The Truth About Short Sales
The Truth about Short Sales
When we meet with buyers for the first time, part of our buyer counselling is to explain the difference between a short sale and a foreclosure and also explain the pros and cons of buying them. I am sure anyone who has done online home shopping has seen a home pop up in a neighborhood they have had their eye on that seems like a deal too good the be true. The chances are that that property is a short sale. So what is a short sale?
Short Sale Example:
A homeowner named Bob bought his home at the peak of the housing bubble for $300,000. The recession hit and home values in his neighborhood took a big hit. Values started to recover in the past few years but his home is now only worth $250,000. He owes $280,000 and he is having a hard time paying his mortgage every month. If he stops paying his mortgage the bank will evict him from the property, take ownership and sell the property as a bank owned foreclosure sale. In order to avoid being evicted and taking a large hit on his credit, Bob goes to the bank and asks them if he can sell his property at market value which is less than what he owes the bank. The house is then listed on the MLS by a realtor at a price that is normally 15-20% below the market value. Once the property is under contract with a buyer it has a contingency that states the sale is dependent on the bank approving the sales price and terms. This process can take quite a while and in some cases up to 9 months. Banks are in the business of lending money, not forgiving debt so they are not in any real hurry to approve a short sale. At the end of the transaction, the buyers got a great deal on a home and the seller took less of a hit on his credit report and was not evicted from his home. So whats the catch?

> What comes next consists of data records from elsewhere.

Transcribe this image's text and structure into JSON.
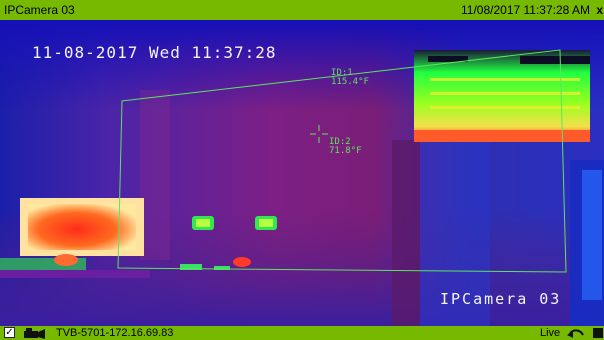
{
  "window": {
    "title": "IPCamera 03",
    "datetime": "11/08/2017 11:37:28 AM",
    "close_symbol": "x"
  },
  "video": {
    "osd_datetime": "11-08-2017 Wed 11:37:28",
    "osd_camera_name": "IPCamera 03",
    "measurements": [
      {
        "id": "ID:1",
        "temperature": "115.4°F"
      },
      {
        "id": "ID:2",
        "temperature": "71.8°F"
      }
    ]
  },
  "statusbar": {
    "checkbox_mark": "✓",
    "device": "TVB-5701-172.16.69.83",
    "mode": "Live"
  },
  "colors": {
    "bar_green": "#77b800",
    "overlay_green": "#5fe35f"
  },
  "icons": [
    "camera-icon",
    "undo-icon",
    "more-icon",
    "close-icon",
    "crosshair-icon"
  ]
}
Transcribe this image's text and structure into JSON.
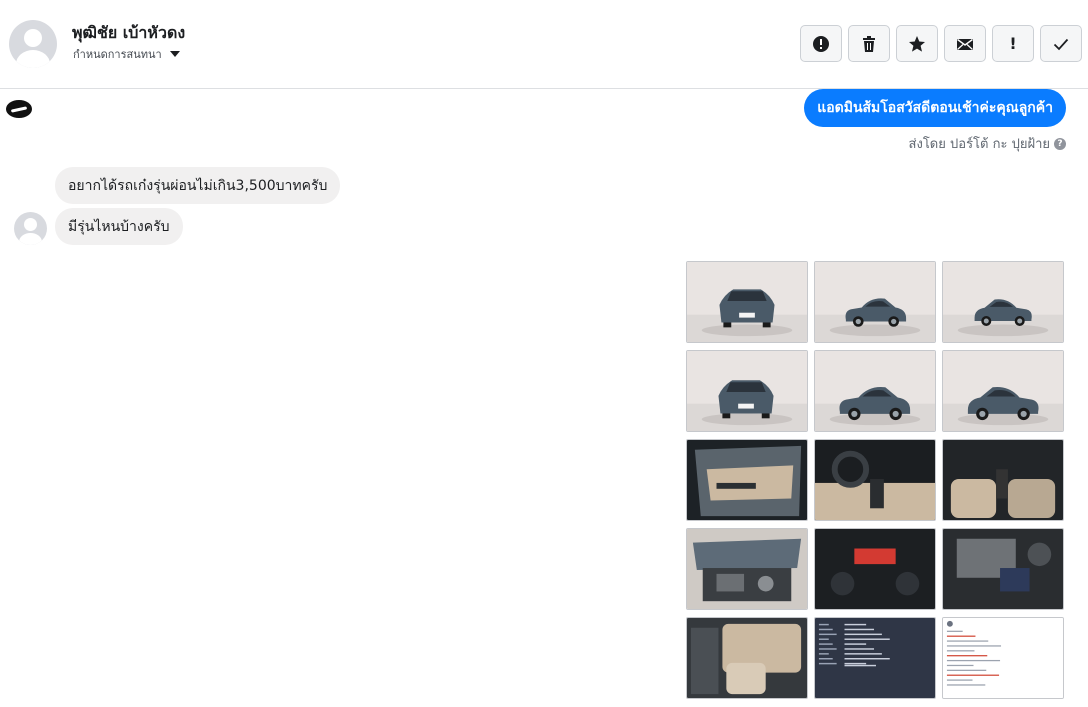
{
  "header": {
    "contact_name": "พุฒิชัย เบ้าหัวดง",
    "assign_label": "กำหนดการสนทนา"
  },
  "toolbar": [
    {
      "icon": "alert-circle-icon",
      "name": "mark-spam-button"
    },
    {
      "icon": "trash-icon",
      "name": "delete-button"
    },
    {
      "icon": "star-icon",
      "name": "star-button"
    },
    {
      "icon": "envelope-icon",
      "name": "mark-unread-button"
    },
    {
      "icon": "exclamation-icon",
      "name": "follow-up-button",
      "glyph": "!"
    },
    {
      "icon": "check-icon",
      "name": "mark-done-button"
    }
  ],
  "messages": {
    "outgoing_text": "แอดมินส้มโอสวัสดีตอนเช้าค่ะคุณลูกค้า",
    "sent_by": "ส่งโดย ปอร์โต้ กะ ปุยฝ้าย",
    "help_glyph": "?",
    "incoming": [
      "อยากได้รถเก๋งรุ่นผ่อนไม่เกิน3,500บาทครับ",
      "มีรุ่นไหนบ้างครับ"
    ]
  },
  "photos": [
    {
      "name": "car-front-photo",
      "kind": "front"
    },
    {
      "name": "car-front-angle-photo",
      "kind": "front-angle"
    },
    {
      "name": "car-rear-angle-photo",
      "kind": "rear-angle"
    },
    {
      "name": "car-rear-photo",
      "kind": "rear"
    },
    {
      "name": "car-side-photo",
      "kind": "side"
    },
    {
      "name": "car-side-rear-photo",
      "kind": "side-rear"
    },
    {
      "name": "car-door-photo",
      "kind": "door"
    },
    {
      "name": "car-dashboard-photo",
      "kind": "dashboard"
    },
    {
      "name": "car-seats-photo",
      "kind": "seats"
    },
    {
      "name": "car-engine-photo",
      "kind": "engine"
    },
    {
      "name": "car-gauge-photo",
      "kind": "gauge"
    },
    {
      "name": "car-engine-detail-photo",
      "kind": "engine-detail"
    },
    {
      "name": "car-rear-seat-photo",
      "kind": "rear-seat"
    },
    {
      "name": "document-dark-screenshot",
      "kind": "doc-dark"
    },
    {
      "name": "document-post-screenshot",
      "kind": "doc-light"
    }
  ],
  "colors": {
    "accent": "#0a7cff",
    "car_body": "#4a5a68",
    "studio_bg": "#e9e4e2",
    "interior_beige": "#cbb9a1",
    "doc_dark": "#2f3646"
  }
}
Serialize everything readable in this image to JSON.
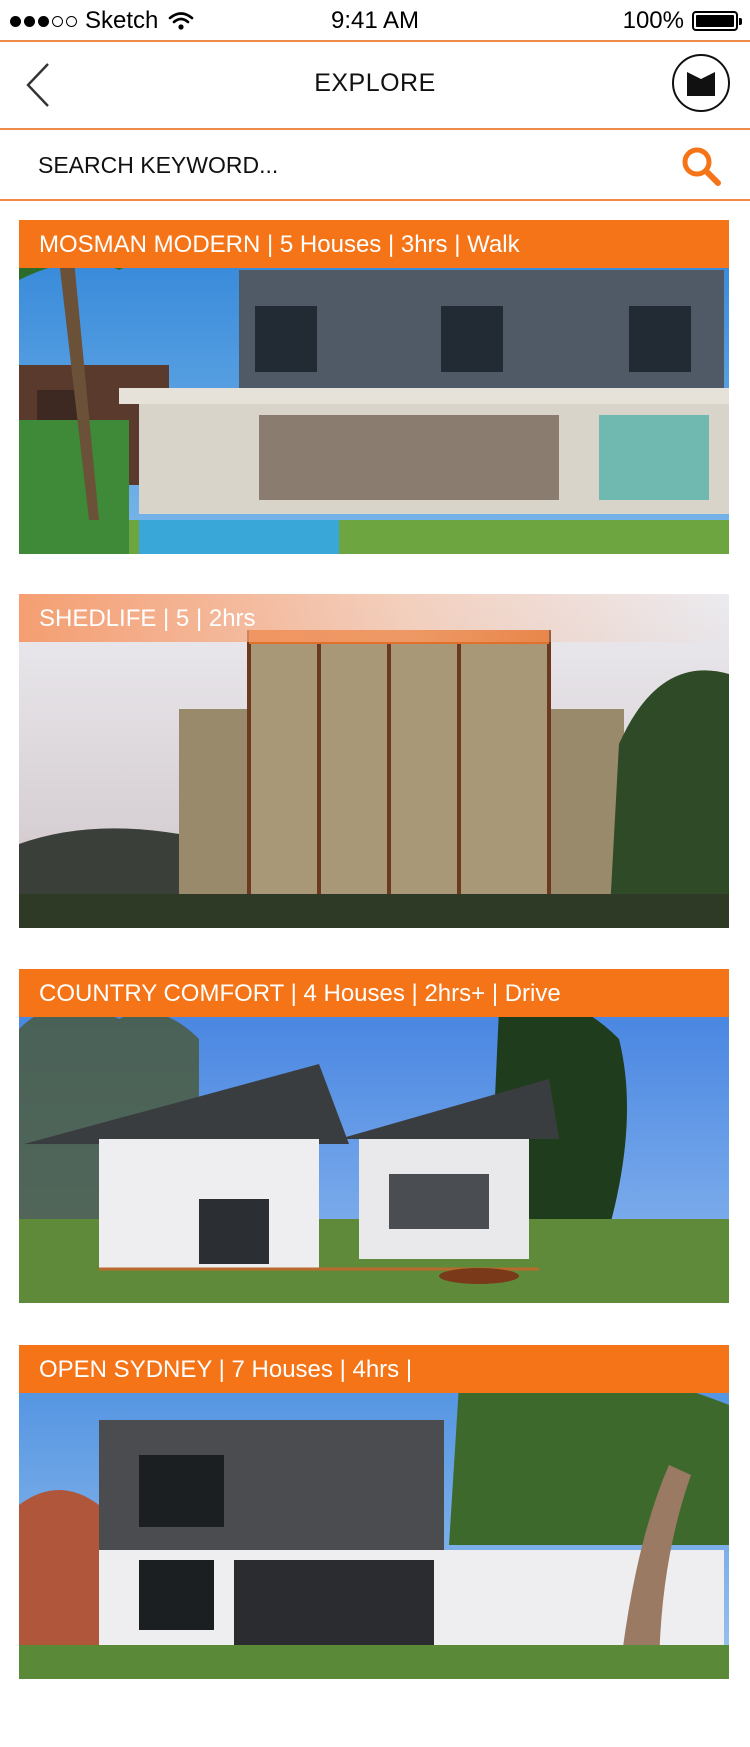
{
  "status_bar": {
    "carrier": "Sketch",
    "time": "9:41 AM",
    "battery": "100%",
    "battery_level": 1.0,
    "signal_icon": "signal-dots-icon",
    "wifi_icon": "wifi-icon"
  },
  "nav": {
    "title": "EXPLORE",
    "back_icon": "chevron-left-icon",
    "brand_icon": "logo-icon"
  },
  "search": {
    "placeholder": "SEARCH KEYWORD...",
    "icon": "search-icon"
  },
  "colors": {
    "accent": "#f57417",
    "divider": "#f08a4b"
  },
  "tours": [
    {
      "label": "MOSMAN MODERN | 5 Houses | 3hrs | Walk"
    },
    {
      "label": "SHEDLIFE | 5 | 2hrs"
    },
    {
      "label": "COUNTRY COMFORT | 4 Houses | 2hrs+ | Drive"
    },
    {
      "label": "OPEN SYDNEY | 7 Houses | 4hrs |"
    }
  ]
}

Who are short sales good for?
Buyers that have flexibility in their living situation are good candidates for short sales. Investors are also good candidates for short sales. Any buyer that doesn't need to be in a property by a set date is a good candidate. If you have the flexibility then you can potentially get a great deal on a home. Buyers need to understand that more times than not, a short sale is being sold as-is so there are inevitably going to be repairs and updates that are needed once the sale is completed.
In Summary.... Short sales are not quite as prevalent as they were several years ago. They are a good opportunity for buyers if they have the ability to be patient. A thorough inspection is needed to make sure that they know what they are getting.